Tear your tofu into 1-inch chunks and place in a bowl. Sprinkle with the salt and garlic powder, then toss with 1 tbsp tamari and 1 tbsp sesame oil until evenly coated. Add 1 tbsp cornstarch and toss until all the tofu pieces are coated. Bake in the air fryer for 16-18 mins or the oven for 25-30 minutes, flipping the pieces halfway through until golden brown.

In the meantime, whisk together your sauce ingredients: the remaining 1 tbsp sesame oil and 1 tbsp cornstarch, plus the ¼ cup tamari, honey, rice vinegar, water and minced garlic. Set aside.

Cook your coconut rice by bringing the rice, coconut milk, water and a big pinch of salt to a boil in a saucepan. Once boiling, cover and reduce the heat to low, then let it cook for 15 minutes. Remove from the heat and let the rice stand with the lid on for 10 minutes before fluffing with a fork.
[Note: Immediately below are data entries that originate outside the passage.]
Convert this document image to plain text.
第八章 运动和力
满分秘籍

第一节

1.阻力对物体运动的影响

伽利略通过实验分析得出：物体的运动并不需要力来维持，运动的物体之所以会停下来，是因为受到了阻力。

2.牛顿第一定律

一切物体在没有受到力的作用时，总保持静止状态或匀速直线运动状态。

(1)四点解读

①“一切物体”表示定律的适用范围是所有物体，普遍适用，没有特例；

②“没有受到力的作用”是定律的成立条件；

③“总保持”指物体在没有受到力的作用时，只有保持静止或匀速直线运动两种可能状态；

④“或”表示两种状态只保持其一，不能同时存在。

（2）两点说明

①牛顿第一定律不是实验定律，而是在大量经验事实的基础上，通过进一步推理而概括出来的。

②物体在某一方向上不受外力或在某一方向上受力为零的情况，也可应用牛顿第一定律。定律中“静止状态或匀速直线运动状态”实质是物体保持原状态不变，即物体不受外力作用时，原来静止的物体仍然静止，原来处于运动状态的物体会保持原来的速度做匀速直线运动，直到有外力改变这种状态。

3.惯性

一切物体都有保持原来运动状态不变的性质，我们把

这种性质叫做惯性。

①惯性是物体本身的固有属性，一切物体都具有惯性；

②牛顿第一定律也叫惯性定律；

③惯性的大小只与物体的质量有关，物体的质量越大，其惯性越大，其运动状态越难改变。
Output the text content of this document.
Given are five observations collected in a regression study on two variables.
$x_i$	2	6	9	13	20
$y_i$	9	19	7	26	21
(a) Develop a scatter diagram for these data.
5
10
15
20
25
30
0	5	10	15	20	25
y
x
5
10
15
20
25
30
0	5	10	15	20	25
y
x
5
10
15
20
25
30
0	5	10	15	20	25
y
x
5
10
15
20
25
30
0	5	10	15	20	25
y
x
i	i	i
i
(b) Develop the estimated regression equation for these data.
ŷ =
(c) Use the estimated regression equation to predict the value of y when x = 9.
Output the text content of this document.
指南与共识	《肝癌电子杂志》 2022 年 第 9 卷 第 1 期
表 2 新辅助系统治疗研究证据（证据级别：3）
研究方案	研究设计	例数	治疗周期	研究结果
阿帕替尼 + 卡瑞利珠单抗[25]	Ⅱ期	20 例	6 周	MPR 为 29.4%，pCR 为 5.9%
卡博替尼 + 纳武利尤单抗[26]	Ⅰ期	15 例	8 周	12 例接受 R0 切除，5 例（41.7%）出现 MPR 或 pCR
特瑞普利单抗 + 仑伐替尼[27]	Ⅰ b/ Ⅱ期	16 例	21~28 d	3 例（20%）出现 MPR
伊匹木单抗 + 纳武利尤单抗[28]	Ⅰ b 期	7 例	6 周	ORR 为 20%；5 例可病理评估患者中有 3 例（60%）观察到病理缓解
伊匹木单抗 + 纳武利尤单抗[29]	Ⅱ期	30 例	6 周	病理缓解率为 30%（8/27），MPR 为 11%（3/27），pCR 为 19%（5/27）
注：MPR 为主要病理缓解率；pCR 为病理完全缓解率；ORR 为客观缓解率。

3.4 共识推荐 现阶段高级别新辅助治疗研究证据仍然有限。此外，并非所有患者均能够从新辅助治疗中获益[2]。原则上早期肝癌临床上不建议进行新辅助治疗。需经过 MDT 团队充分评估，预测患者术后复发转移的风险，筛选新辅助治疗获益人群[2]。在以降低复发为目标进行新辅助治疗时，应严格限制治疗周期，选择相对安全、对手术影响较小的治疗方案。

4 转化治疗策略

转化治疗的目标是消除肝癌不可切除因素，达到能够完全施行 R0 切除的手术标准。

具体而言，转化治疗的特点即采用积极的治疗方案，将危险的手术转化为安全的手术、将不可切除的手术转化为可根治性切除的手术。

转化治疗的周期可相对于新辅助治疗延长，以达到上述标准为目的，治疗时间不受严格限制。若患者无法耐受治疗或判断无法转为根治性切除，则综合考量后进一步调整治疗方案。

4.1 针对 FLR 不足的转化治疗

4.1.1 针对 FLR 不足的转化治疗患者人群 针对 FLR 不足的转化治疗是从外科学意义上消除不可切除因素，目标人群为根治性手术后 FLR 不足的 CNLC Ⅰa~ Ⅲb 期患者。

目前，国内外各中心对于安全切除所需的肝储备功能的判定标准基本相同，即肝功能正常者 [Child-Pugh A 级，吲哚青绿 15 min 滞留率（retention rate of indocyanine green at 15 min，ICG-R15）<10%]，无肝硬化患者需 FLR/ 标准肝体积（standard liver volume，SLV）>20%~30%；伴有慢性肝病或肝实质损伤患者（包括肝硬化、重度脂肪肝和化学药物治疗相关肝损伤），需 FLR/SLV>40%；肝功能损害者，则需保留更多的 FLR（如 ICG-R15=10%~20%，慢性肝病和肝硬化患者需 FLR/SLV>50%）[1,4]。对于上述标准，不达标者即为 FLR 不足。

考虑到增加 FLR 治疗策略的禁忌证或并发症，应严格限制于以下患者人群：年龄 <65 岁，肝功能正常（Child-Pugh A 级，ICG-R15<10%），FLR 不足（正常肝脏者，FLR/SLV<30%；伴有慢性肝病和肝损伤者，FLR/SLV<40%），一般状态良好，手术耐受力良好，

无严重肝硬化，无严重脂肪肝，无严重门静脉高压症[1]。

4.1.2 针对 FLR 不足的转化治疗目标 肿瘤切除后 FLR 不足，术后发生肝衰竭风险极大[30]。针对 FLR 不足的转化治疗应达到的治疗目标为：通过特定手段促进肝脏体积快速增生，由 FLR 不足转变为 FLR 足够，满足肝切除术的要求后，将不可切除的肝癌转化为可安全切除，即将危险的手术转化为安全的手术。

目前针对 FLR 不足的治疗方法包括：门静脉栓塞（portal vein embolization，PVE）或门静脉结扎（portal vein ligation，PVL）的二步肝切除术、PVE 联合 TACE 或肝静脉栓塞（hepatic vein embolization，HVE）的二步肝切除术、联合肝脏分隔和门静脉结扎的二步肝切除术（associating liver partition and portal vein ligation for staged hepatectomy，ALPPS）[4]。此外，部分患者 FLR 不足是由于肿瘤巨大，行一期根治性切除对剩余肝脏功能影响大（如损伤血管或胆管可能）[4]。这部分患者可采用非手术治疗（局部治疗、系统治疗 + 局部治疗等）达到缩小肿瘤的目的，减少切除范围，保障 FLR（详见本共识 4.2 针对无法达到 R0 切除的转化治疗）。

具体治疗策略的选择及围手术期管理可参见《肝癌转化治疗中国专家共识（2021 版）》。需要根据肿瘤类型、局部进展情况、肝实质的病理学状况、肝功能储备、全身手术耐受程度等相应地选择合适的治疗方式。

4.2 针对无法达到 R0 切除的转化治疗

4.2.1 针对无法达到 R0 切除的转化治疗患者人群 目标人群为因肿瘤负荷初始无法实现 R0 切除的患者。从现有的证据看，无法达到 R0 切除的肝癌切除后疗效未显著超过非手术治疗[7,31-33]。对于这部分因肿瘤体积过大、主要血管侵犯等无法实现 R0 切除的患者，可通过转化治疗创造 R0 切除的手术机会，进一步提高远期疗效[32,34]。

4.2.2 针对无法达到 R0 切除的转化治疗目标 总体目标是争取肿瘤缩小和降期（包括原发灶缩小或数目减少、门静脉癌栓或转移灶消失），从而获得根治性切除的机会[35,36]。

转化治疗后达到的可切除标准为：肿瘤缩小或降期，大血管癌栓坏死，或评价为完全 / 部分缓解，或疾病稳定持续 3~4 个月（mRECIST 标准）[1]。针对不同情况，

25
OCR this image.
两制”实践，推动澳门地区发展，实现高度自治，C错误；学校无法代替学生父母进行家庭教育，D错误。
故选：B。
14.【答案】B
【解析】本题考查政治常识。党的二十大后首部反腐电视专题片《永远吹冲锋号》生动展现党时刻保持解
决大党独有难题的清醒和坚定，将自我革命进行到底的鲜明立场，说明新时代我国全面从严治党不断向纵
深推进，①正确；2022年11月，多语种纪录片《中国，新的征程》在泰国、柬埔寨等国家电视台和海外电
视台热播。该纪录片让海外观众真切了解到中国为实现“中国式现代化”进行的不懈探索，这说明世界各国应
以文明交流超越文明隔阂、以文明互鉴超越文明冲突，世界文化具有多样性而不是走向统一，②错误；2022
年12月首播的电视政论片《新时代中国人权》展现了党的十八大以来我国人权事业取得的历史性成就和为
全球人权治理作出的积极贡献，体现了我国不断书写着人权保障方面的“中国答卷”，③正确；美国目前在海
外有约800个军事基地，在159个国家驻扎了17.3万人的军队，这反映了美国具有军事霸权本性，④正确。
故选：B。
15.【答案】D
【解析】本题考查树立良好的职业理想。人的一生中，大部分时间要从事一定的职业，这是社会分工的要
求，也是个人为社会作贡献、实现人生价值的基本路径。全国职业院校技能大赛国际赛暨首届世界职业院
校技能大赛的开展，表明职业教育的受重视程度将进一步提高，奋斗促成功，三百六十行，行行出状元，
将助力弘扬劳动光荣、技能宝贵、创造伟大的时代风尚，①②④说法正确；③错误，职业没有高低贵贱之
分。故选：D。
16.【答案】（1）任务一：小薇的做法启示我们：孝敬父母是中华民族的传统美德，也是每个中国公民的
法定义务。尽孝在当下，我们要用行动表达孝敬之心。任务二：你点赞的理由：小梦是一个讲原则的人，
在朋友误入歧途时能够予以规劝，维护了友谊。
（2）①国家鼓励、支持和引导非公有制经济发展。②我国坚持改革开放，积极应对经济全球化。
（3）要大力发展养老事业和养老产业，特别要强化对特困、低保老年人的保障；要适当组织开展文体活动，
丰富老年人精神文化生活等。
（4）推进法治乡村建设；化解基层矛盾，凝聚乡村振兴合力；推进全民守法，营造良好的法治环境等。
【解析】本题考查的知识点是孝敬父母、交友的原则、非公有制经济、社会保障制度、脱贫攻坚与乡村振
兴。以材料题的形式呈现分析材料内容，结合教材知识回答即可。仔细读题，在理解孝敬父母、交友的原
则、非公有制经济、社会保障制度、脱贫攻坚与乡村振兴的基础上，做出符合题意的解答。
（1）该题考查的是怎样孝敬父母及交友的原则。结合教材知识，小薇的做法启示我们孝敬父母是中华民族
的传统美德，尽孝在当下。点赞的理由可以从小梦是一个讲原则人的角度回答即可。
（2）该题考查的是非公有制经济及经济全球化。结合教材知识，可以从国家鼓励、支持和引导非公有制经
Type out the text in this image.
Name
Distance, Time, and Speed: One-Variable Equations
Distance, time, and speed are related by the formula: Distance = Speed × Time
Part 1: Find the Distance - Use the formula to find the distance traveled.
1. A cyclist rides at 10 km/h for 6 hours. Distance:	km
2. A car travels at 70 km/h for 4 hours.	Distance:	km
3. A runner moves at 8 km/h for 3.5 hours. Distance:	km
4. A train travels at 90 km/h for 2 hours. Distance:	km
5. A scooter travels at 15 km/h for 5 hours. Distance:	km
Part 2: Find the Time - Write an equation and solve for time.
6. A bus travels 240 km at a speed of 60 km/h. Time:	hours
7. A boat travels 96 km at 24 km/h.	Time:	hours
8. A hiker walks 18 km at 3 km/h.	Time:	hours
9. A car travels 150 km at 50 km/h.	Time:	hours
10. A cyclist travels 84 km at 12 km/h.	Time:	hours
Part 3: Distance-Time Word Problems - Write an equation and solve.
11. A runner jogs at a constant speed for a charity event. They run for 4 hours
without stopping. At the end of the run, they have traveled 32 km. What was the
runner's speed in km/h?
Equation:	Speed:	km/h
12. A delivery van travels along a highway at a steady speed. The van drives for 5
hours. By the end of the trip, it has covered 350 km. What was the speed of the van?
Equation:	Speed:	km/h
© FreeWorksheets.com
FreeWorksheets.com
In a large skillet, cook your veggies until slightly tender and browned (do it in batches if needed) - this took about 6-8 minutes for me.

Once the tofu is cooked and crispy, reduce heat to low in your skillet (with the veggies still in it) and add the tofu pieces. Pour in your sauce and stir over low heat until it is reduced and thickened, about 2 minutes.

Serve crispy honey garlic tofu and veggie mixture over portions of coconut rice and top with sesame seeds and a squeeze of lime if desired!